The Ganges River occupies a special place in the hearts of the Indian people, especially when compared to other rivers. In Vedic literature and religious scriptures, the river is revered as the absolver of sins and giver of salvation.
The river is also the site of the Kumbh Mela, a grand celebration of age-old Indian culture and the largest human gathering, inviting people from all walks life from across the globe to visit without any incentive beyond their own will and faith.
“The Kumbh encapsulates the science of astronomy, astrology, spirituality, ritualistic tradition, social and cultural customs and practices, making it extremely rich in knowledge,” the president of the Indian Council for Cultural Relations, Vinay Sahasrabuddhe, said.
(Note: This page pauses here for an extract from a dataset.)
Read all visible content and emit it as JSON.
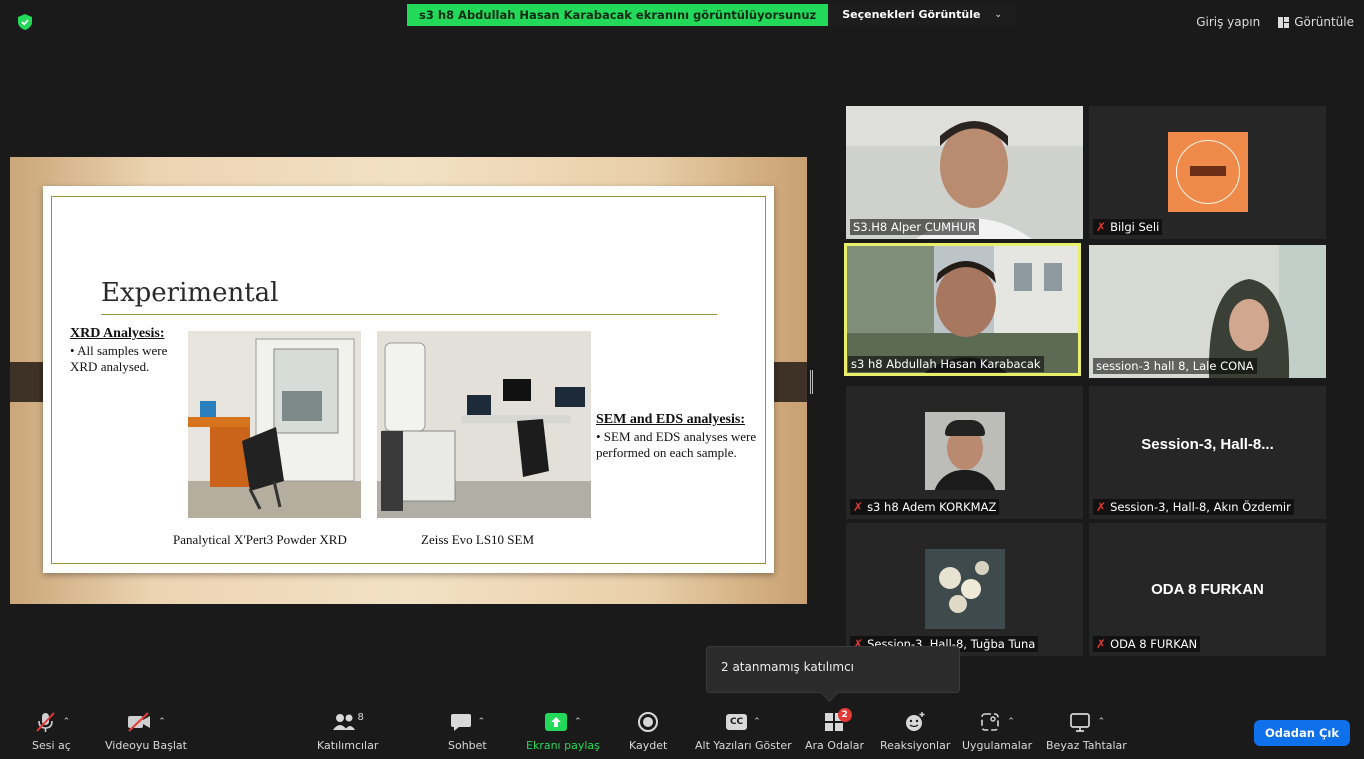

During the Kumbh Mela, hundreds of millions of devotees converge for a holy dip at the confluence with the Yamuna River, offering their oblations in Prayagraj, which is considered to be one of the pilgrimage’s holiest places.
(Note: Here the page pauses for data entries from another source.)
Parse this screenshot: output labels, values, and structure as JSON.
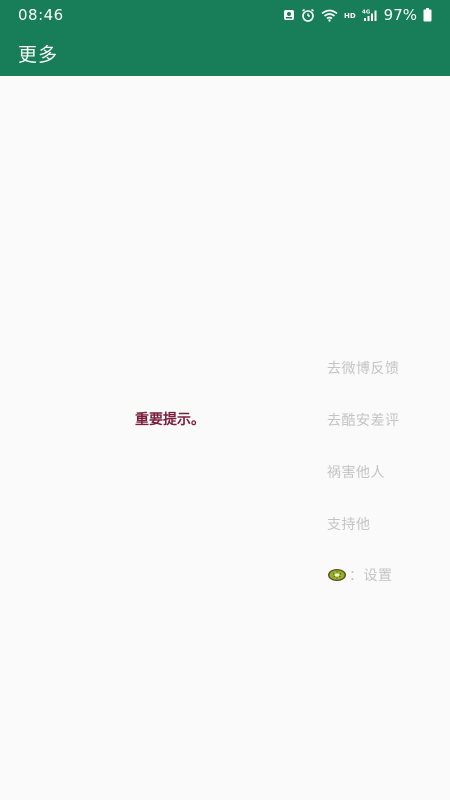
{
  "status_bar": {
    "time": "08:46",
    "battery_text": "97%",
    "icons": [
      "notification-icon",
      "alarm-icon",
      "wifi-icon",
      "hd-icon",
      "4g-signal-icon",
      "battery-icon"
    ]
  },
  "app_bar": {
    "title": "更多"
  },
  "content": {
    "notice": "重要提示。",
    "menu": {
      "item1": "去微博反馈",
      "item2": "去酷安差评",
      "item3": "祸害他人",
      "item4": "支持他",
      "settings_label": "：设置"
    }
  },
  "colors": {
    "primary": "#177e59",
    "background": "#fafafa",
    "notice": "#7a1f3a",
    "menu_text": "#c4c4c4"
  }
}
“In spiritual terms, this event represents the convergence of the three streams of knowledge, devotion and love. And UNESCO has recognized this festival as an Intangible Cultural Heritage of Humanity,” Indian Prime Minister Narendra Modi said.
The Kumbh Mela in Prayagraj takes place for approximately 55 days this year from Jan. 15 to March 4 and over thousands of hectares of land around the sangam (confluence of rivers) is dedicated to the sacred event. It draws a large number of Sadhus (holy men) from various parts of the country.
Of all the rituals observed at the Kumbh Mela, the most significant, the bathing ritual, sees devotees take a dip in the Triveni Sangam. According to belief, bathing in these waters absolves the sins of a person.